Kirby is batting right-handed; Crystal is hitting lefty. In a commentary on one of the DVD releases of the film, Reiner commends Crystal for being able to do so convincingly since he normally hits right-handed. Reiner needed him to bat from the other side to frame the shot the way he wanted it.

In the movie, it’s a warm-weather scene, and Coney Island is a mandatory stop for anyone who visits New York in the summer. But is there any reason to go there at this time of year? Yes. You go there to find something that is mighty scarce in Manhattan and other parts of New York in the holiday season: solitude.

On a chilly December afternoon, I had the streets and the boardwalk more or less to myself. There’s a certain beauty to watching the dimming of the day at a deserted oceanfront amusement area. The block where the batting cages stood is now home to Luna Park, an updated version of the amusement rides that have always been part of Coney Island’s identity. When change came a few years ago there was much gnashing of teeth about whether the down-market character of the place would be lost.

It hasn’t been; this is still an old-school amusement area when it’s operating. (My favorite addition: the “Coney Art Walls,” colorful murals in an outdoor food court across the street from Luna Park.) In the cold-weather months, of course, most everything is in hibernation. Luna Park’s rules of conduct, though, are still prominently posted, including this one: “Guests using profanity or abusive language, symbols or gestures will be escorted from the park without refund.” Harry and Jess may have been borderline candidates for eviction under those rules. In the scene, Harry brags about making a woman “meow” in bed.

Central Park Boathouse

The second day of the “When Harry Met Sally” tour is more conventional. Begin with an early lunch at the restaurant at the Loeb Boathouse in Central Park but only if you remembered to make a reservation; this is a very popular spot at any time of year. In the movie, Sally dined there with two girlfriends in warm weather. At this time of year, the surface of the lake in the background won’t be rippling in the breeze as it was in the movie, but the setting is lovely in all seasons.

Metropolitan Museum of Art

After lunch you can walk to the Metropolitan Museum of Art, whose Temple of Dendur is the setting for a scene in which Harry talks in a nonsensical voice about pepper, poppycosh and pecan pie. This amazing spot, an atmospheric marvel in the middle of a bustling city, is an Egyptian monument that was relocated when it was threatened by the rising waters resulting from the Aswan Dam.

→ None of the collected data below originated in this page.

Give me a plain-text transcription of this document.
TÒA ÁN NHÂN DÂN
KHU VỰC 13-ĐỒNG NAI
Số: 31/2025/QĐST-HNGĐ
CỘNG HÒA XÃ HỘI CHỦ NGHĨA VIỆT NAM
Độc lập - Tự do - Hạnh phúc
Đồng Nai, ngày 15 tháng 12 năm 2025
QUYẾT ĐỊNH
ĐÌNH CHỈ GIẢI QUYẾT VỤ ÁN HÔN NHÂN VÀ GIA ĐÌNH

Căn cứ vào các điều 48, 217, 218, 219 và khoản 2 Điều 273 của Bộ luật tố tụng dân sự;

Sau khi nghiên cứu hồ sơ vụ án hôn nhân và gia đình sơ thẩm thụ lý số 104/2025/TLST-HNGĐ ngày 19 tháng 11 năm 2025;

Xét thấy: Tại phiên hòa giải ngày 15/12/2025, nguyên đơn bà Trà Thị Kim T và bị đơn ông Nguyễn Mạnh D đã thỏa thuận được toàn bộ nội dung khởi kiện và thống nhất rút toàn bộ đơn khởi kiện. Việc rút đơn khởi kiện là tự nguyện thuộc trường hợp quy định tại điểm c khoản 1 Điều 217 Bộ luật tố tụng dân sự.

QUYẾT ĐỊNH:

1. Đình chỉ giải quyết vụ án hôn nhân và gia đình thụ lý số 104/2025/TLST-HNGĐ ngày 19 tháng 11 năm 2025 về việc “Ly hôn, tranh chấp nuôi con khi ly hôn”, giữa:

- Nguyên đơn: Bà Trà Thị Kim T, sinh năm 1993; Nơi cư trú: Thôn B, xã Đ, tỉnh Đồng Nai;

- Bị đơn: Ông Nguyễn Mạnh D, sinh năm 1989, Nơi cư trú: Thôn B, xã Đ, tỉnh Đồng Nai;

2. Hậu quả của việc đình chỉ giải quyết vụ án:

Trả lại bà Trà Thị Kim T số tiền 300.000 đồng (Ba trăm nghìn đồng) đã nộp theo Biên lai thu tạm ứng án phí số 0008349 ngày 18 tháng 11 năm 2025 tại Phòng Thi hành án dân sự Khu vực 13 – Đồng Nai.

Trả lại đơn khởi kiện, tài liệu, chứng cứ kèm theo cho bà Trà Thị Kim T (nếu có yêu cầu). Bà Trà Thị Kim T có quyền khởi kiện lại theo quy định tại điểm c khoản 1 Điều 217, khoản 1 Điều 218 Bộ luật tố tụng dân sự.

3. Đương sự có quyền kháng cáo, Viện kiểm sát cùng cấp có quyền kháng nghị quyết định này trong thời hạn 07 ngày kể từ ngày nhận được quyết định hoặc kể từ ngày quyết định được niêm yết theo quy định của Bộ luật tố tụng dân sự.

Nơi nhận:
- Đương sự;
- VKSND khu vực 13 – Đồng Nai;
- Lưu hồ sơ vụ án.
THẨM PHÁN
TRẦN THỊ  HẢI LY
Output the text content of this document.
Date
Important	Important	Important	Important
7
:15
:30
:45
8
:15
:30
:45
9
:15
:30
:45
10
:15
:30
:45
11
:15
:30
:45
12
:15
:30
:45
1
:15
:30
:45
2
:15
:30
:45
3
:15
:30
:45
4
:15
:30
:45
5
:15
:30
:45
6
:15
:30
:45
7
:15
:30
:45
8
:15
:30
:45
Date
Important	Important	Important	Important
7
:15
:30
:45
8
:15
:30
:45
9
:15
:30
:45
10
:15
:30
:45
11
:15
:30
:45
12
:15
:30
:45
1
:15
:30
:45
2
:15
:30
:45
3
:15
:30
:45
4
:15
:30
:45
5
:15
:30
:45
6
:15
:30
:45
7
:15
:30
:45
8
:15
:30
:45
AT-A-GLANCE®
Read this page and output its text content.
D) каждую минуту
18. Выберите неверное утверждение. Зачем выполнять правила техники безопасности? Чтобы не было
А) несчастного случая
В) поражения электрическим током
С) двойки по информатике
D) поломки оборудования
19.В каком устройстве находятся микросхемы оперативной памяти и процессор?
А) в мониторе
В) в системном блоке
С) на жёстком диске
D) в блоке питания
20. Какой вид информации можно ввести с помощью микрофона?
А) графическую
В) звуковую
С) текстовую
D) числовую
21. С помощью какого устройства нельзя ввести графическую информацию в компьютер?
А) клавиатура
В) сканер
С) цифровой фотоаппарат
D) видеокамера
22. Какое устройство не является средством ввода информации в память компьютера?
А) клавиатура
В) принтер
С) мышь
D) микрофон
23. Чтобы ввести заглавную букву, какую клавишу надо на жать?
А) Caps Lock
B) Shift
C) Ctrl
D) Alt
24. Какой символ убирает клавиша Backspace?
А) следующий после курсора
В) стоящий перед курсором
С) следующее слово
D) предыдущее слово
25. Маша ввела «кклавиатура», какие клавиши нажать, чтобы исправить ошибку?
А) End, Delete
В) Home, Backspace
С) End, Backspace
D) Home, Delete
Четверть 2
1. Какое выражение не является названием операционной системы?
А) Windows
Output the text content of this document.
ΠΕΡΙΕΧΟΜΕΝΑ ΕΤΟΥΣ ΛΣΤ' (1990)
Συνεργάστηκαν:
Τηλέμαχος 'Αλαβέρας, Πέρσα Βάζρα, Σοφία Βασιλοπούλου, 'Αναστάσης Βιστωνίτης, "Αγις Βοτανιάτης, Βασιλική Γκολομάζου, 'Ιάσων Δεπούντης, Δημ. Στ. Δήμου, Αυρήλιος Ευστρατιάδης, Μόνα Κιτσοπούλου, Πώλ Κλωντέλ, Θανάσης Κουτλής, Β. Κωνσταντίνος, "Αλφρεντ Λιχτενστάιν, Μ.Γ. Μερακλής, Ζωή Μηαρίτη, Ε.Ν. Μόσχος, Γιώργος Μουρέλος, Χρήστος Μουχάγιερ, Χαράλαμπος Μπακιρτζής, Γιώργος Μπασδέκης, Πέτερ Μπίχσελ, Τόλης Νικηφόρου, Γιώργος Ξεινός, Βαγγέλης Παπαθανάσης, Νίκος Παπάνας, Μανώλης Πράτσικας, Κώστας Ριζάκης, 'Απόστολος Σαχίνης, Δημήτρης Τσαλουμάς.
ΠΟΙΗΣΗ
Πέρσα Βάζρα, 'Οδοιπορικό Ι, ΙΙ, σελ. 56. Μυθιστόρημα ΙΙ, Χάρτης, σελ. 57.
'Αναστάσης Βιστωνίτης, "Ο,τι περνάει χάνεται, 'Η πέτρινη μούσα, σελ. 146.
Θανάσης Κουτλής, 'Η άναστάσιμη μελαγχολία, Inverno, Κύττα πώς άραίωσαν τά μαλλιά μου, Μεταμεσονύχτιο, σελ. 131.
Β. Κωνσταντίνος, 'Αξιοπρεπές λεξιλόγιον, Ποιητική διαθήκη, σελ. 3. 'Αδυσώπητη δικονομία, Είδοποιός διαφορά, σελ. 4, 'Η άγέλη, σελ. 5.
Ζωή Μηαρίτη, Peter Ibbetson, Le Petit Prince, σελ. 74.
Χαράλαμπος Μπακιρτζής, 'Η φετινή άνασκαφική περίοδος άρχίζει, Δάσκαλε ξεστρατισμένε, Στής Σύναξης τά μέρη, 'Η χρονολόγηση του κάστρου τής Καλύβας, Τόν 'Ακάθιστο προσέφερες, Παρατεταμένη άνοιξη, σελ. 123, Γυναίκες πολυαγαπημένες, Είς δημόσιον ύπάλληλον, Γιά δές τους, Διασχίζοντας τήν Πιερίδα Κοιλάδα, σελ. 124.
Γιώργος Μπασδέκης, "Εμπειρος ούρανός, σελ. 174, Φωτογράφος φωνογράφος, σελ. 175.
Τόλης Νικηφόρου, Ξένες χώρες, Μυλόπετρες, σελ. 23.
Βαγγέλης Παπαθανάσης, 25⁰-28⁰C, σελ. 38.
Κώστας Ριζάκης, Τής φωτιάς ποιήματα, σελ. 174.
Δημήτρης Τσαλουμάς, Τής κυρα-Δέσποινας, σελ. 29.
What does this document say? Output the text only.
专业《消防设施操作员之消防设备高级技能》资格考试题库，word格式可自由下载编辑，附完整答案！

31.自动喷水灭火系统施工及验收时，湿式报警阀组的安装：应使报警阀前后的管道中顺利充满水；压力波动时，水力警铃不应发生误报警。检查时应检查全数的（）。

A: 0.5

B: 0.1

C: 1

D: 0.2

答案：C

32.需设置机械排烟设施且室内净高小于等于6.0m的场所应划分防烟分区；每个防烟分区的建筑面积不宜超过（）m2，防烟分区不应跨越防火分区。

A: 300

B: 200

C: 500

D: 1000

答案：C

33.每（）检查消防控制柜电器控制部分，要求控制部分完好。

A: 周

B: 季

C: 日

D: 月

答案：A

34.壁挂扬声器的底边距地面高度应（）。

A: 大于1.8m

The ridiculous exchange in the scene, Reiner relates in the commentary, was Crystal’s invention. It may have been the first time the 2,000-year-old temple stones had heard anyone say “poppycosh.”

Cafe Luxembourg

As dinnertime nears, make your way across to the west side of Central Park and Cafe Luxembourg on 70th Street. That’s the site of a scene in which Harry tries to set Jess up with Sally, but the four-way dinner (Carrie Fisher plays Sally’s friend Marie, who completed the quartet) doesn’t go as planned: Jess and Marie end up together.

Upper West Side Christmas tree shopping

Walk off your dinner by strolling north to 209 W. 96th St. and the scene that goes a long way toward making “When Harry Met Sally” a holiday movie. Twice in the film, Sally is seen buying a Christmas tree from a sidewalk display at the Plant Shed here. The shop is still operating, and in the weeks leading up to Christmas it still displays an array of trees on the sidewalk in varying sizes and prices. When I visited a few weeks ago, there were also gorgeous, decorated trees inside. A blue, green and silver beauty labeled “Fairy Tale” had an $850 price tag on it.